Un mouvement a éclaté en Portugal. On ne sait, en vérité, quel nom lui donner. Est-ce une révolution, ou une contre-révolution ? ou ne serait-ce, à mieux dire, qu’une intrigue, une manière un peu violente de changer le cabinet ? L’affaire ne paraît pas sérieuse. Cependant elle ne laisse pas d’exciter, par ses apparences contre-révolutionnaires, la sollicitude du gouvernement espagnol. On dit que des troupes espagnoles s’acheminent vers la frontière portugaise.

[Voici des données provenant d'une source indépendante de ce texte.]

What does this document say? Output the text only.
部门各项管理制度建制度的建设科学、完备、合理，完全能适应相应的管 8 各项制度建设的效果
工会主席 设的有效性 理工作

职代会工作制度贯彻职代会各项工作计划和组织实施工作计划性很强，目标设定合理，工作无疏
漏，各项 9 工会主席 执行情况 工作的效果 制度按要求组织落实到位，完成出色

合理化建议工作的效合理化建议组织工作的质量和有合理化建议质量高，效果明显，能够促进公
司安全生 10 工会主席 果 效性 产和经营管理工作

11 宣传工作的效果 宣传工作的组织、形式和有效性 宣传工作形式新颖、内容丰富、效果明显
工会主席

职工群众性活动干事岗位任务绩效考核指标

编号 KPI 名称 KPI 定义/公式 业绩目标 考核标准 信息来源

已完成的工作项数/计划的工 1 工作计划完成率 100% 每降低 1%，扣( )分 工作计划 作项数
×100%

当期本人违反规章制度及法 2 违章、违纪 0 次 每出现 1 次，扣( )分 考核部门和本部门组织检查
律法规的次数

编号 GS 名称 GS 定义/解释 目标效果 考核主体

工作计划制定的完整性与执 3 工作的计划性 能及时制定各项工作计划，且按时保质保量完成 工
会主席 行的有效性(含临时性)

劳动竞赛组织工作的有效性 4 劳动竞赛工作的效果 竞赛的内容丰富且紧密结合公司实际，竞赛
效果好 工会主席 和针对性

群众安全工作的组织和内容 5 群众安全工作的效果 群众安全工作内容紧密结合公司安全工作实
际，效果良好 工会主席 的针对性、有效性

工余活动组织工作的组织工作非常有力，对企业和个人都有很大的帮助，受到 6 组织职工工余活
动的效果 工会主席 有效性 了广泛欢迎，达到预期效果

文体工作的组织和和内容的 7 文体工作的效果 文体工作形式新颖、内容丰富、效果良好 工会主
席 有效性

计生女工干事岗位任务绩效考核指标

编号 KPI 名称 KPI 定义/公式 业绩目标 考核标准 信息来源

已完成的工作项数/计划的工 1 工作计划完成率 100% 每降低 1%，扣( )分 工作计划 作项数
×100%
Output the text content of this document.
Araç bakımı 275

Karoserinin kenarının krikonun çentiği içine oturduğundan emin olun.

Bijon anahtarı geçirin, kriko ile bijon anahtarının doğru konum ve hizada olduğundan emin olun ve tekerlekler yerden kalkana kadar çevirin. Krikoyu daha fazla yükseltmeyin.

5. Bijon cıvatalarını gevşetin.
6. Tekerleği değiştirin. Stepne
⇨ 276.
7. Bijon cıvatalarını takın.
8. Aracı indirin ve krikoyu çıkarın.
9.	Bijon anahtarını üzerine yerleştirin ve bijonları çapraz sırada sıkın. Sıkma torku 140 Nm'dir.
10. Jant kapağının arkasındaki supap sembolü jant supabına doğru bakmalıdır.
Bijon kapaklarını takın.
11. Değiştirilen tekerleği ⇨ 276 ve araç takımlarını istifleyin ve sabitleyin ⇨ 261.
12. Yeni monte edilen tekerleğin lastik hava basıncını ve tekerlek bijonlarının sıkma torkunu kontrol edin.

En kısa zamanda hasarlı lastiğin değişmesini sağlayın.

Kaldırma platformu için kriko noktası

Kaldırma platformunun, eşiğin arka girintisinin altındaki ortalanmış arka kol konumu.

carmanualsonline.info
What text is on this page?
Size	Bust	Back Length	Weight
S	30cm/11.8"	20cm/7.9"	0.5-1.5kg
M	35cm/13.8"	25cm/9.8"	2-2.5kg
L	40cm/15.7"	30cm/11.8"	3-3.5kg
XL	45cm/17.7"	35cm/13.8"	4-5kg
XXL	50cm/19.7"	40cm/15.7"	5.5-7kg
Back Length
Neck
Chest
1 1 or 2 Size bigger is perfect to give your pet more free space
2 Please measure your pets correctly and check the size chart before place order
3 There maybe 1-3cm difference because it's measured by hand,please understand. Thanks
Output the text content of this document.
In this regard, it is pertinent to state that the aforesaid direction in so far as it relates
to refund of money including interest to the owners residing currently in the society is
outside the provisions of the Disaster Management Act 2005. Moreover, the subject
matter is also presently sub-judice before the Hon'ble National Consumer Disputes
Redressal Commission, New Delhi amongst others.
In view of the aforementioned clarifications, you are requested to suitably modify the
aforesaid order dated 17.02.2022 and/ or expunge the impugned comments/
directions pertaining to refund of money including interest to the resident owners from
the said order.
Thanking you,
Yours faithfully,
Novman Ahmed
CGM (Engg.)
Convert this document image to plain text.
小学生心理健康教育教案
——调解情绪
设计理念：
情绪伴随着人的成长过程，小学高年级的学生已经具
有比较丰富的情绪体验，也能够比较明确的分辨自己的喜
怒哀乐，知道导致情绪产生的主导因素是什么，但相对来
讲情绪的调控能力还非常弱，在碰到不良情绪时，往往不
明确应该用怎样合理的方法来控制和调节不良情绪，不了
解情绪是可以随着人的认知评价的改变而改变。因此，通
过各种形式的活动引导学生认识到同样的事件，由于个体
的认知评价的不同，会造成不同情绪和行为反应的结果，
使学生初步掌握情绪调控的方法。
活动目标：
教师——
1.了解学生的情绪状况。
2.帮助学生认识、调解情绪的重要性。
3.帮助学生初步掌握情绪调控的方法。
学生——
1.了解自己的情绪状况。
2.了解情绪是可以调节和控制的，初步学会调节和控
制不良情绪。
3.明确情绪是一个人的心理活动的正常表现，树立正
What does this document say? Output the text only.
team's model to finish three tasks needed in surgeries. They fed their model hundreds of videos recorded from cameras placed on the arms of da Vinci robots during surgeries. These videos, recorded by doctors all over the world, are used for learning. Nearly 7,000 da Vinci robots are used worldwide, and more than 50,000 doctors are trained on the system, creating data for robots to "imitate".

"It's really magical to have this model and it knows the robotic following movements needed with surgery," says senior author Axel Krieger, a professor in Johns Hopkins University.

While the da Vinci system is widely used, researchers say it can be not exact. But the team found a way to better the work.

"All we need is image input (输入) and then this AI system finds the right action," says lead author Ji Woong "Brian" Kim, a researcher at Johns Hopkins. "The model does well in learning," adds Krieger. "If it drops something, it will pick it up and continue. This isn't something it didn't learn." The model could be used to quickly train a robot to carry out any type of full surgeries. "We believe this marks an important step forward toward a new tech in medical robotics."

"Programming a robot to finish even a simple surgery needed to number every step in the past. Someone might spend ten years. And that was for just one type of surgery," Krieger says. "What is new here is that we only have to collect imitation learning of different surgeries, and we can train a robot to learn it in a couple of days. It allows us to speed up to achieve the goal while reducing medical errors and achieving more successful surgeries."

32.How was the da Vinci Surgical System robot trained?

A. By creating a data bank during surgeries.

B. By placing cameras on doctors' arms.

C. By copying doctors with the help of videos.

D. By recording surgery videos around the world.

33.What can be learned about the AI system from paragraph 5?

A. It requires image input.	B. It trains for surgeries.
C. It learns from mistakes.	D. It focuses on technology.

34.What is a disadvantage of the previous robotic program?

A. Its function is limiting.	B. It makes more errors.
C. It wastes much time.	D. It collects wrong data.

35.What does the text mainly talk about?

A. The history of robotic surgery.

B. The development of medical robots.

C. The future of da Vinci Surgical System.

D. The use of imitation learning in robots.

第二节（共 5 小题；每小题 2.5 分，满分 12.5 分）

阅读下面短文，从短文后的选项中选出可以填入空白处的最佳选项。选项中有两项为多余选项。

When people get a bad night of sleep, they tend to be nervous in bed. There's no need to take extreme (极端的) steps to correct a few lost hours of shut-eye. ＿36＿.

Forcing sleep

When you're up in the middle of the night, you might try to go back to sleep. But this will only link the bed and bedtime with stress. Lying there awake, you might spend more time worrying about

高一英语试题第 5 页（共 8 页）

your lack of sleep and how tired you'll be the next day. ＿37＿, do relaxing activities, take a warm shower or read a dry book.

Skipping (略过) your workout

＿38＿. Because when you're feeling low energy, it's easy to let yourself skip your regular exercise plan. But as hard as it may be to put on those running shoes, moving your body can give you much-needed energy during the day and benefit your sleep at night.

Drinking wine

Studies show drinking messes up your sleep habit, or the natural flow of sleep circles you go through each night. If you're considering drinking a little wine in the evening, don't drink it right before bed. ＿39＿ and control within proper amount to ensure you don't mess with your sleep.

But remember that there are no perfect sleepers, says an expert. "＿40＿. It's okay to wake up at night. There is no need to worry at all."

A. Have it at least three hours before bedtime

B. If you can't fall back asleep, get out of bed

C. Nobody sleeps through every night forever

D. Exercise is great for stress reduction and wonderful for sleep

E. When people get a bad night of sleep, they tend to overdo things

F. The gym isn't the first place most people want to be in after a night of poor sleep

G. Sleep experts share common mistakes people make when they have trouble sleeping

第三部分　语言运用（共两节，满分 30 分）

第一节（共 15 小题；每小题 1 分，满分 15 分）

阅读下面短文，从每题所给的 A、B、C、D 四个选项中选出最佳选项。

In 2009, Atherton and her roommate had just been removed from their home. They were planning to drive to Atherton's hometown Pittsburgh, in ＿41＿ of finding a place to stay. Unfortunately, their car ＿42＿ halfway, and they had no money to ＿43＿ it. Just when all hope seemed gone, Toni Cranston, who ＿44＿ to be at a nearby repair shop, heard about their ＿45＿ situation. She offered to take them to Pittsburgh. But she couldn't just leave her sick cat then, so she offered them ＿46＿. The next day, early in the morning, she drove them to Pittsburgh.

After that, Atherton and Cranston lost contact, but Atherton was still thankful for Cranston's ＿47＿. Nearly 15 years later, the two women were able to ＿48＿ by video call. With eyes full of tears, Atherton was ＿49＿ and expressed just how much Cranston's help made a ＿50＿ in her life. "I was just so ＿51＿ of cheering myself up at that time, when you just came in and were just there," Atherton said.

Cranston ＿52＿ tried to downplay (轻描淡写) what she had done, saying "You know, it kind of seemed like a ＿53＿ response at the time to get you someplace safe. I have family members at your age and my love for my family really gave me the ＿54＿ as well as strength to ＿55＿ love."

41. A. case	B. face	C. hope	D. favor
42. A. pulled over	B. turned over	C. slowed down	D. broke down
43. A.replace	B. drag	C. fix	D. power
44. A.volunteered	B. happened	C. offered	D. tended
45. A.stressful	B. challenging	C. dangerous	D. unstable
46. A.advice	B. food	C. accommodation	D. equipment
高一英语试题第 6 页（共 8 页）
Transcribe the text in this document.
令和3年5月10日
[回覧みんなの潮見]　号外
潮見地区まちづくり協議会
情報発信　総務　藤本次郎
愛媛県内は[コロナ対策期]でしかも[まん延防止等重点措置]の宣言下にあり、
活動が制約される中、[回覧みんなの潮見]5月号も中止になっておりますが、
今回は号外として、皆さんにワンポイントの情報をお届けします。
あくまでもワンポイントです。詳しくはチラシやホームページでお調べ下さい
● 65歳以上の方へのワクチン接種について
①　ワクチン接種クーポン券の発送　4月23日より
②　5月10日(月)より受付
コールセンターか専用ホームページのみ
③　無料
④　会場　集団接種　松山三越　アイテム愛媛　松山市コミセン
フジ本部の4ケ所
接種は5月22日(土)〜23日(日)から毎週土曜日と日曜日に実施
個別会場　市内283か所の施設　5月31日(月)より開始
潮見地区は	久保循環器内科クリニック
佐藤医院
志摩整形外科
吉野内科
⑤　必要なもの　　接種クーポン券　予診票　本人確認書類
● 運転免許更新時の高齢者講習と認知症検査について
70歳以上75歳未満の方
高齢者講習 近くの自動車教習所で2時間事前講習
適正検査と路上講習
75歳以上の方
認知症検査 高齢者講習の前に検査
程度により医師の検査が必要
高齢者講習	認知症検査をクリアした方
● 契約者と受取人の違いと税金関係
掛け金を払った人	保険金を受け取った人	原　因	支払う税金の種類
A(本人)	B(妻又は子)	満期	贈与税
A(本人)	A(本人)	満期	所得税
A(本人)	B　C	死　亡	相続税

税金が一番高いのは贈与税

— La bibliothèque Charpentier vient de s’enrichir des œuvres complètes de M. Alfred de Vigny. On ne peut douter que cette publication ne trouve bon accueil chez les nombreux amis de ce talent délicat et fin. Nous ne reviendrons pas sur des œuvres que nous avons souvent appréciées ; pourtant, à une époque où le sentiment de l’art sérieux tend à s’altérer et à se perdre, il n’est pas inutile peut-être de signaler encore une fois les qualités communes aux productions trop rares de M. de Vigny : l’élévation soutenue de la pensée et la sévère pureté du style. C’est jeudi prochain que l’Académie française doit nommer les successeurs aux siéges laissés vacans par la mort de MM. Frayssinous et Duval. On sait que M. de Vigny est au nombre des candidats pour la succession de l’évêque d’Hermopolis. Il a prévenu l’Académie que dans le cas où il ne serait point nommé au fauteuil de M. Frayssinous, il se reportait candidat pour celui de M. Duval. On s’étonnerait à bon droit qu’une de ces deux successions ne fût point offerte par l’Académie française à l’auteur de Cinq-Mars et de Stello.